# PCIe Gen3 x4 m.2



## Whitestar (Jun 29, 2017)

I just need some quick help with storage terminology.

The title above: "PCIe Gen3 x4 m.2" - is that just a fancy way of saying NVMe?
I'm a bit confused.

And does it mean that the M.2 port uses 4 PCI lanes?

Thanks


----------



## erocker (Jun 29, 2017)

NVMe is the basically the interconnect to the PCIe controller.
m.2 is the physical slot the SSD uses.
Yep, currently m.2 drives like this need 4 PCIe lanes for full speed. 

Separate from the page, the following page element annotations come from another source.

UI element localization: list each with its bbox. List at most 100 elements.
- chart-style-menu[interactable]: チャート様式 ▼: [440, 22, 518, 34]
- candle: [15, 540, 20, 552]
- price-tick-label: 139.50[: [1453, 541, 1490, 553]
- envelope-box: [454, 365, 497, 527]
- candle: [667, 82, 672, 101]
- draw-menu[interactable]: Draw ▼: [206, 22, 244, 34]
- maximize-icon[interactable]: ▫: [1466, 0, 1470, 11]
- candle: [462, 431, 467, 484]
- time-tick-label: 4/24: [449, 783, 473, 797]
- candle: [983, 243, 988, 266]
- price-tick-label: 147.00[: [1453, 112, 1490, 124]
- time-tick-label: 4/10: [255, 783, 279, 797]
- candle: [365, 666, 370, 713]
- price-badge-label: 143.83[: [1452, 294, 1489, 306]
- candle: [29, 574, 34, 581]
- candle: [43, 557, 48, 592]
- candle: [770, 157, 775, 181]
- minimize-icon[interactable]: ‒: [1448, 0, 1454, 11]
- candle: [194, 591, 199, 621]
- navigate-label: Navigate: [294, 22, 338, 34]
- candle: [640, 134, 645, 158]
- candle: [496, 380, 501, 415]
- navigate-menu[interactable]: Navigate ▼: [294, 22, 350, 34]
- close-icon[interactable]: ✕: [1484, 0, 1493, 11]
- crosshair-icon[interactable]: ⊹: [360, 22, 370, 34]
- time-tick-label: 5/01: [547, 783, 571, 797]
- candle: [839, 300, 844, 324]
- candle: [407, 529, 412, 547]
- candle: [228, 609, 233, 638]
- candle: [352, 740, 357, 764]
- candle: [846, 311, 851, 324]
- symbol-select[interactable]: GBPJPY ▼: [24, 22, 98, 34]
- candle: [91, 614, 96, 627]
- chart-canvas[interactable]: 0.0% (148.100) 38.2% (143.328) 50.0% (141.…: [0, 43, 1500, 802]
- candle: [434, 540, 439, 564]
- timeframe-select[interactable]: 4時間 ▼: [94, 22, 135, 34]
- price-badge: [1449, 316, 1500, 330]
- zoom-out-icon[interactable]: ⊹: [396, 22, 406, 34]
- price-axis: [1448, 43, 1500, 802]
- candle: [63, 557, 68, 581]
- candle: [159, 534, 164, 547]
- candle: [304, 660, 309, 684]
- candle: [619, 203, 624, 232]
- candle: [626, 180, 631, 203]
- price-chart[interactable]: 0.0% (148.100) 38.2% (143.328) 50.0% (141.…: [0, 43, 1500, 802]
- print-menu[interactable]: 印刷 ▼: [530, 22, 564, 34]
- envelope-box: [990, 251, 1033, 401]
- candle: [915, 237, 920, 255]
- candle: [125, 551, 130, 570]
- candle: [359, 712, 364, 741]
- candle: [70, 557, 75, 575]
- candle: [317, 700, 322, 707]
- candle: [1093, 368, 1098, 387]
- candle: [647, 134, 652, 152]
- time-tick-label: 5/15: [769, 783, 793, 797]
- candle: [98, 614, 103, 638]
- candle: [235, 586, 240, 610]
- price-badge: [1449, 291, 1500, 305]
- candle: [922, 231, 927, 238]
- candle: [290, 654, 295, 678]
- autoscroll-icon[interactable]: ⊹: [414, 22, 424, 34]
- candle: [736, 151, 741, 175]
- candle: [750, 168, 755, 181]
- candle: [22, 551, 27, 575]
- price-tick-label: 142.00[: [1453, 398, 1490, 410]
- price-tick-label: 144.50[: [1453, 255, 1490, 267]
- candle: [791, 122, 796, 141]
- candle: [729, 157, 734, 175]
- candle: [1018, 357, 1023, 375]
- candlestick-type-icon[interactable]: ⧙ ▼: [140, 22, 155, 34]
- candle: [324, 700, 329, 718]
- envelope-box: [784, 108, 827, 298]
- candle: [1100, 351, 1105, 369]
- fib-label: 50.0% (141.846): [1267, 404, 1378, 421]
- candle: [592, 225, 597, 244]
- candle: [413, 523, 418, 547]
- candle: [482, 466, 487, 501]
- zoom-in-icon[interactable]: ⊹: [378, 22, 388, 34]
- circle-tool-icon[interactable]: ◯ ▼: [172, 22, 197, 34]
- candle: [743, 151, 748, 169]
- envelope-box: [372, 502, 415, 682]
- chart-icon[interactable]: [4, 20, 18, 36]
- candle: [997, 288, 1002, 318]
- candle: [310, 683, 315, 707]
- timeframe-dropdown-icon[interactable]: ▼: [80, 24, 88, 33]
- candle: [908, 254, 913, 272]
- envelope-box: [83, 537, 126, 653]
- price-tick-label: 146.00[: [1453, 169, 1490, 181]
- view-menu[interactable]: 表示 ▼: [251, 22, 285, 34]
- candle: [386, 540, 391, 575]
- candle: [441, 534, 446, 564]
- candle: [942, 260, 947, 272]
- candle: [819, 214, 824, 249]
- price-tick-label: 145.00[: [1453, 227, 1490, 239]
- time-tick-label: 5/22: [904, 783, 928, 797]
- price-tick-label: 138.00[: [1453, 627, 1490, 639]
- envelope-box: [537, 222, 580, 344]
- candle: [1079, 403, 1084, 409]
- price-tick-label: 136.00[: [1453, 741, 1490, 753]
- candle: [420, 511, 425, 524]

For all of this to happen though, the motherboard needs to be able to support NVMe.


----------



## Whitestar (Jun 29, 2017)

Ok, so the ROG-CROSSHAIR VI Hero supports NVMe then? https://www.asus.com/us/Motherboards/ROG-CROSSHAIR-VI-HERO/specifications/


----------



## R0H1T (Jun 29, 2017)

Yes it does, most x370 boards do unless they don't have the M.2 slot, in which case you'll need to stick it in the regular PCIe slot using an adapter or get something like this ~ http://www.guru3d.com/articles-pages/plextor-m8se-512gb-pcie-nvme-ssd-review,1.html


----------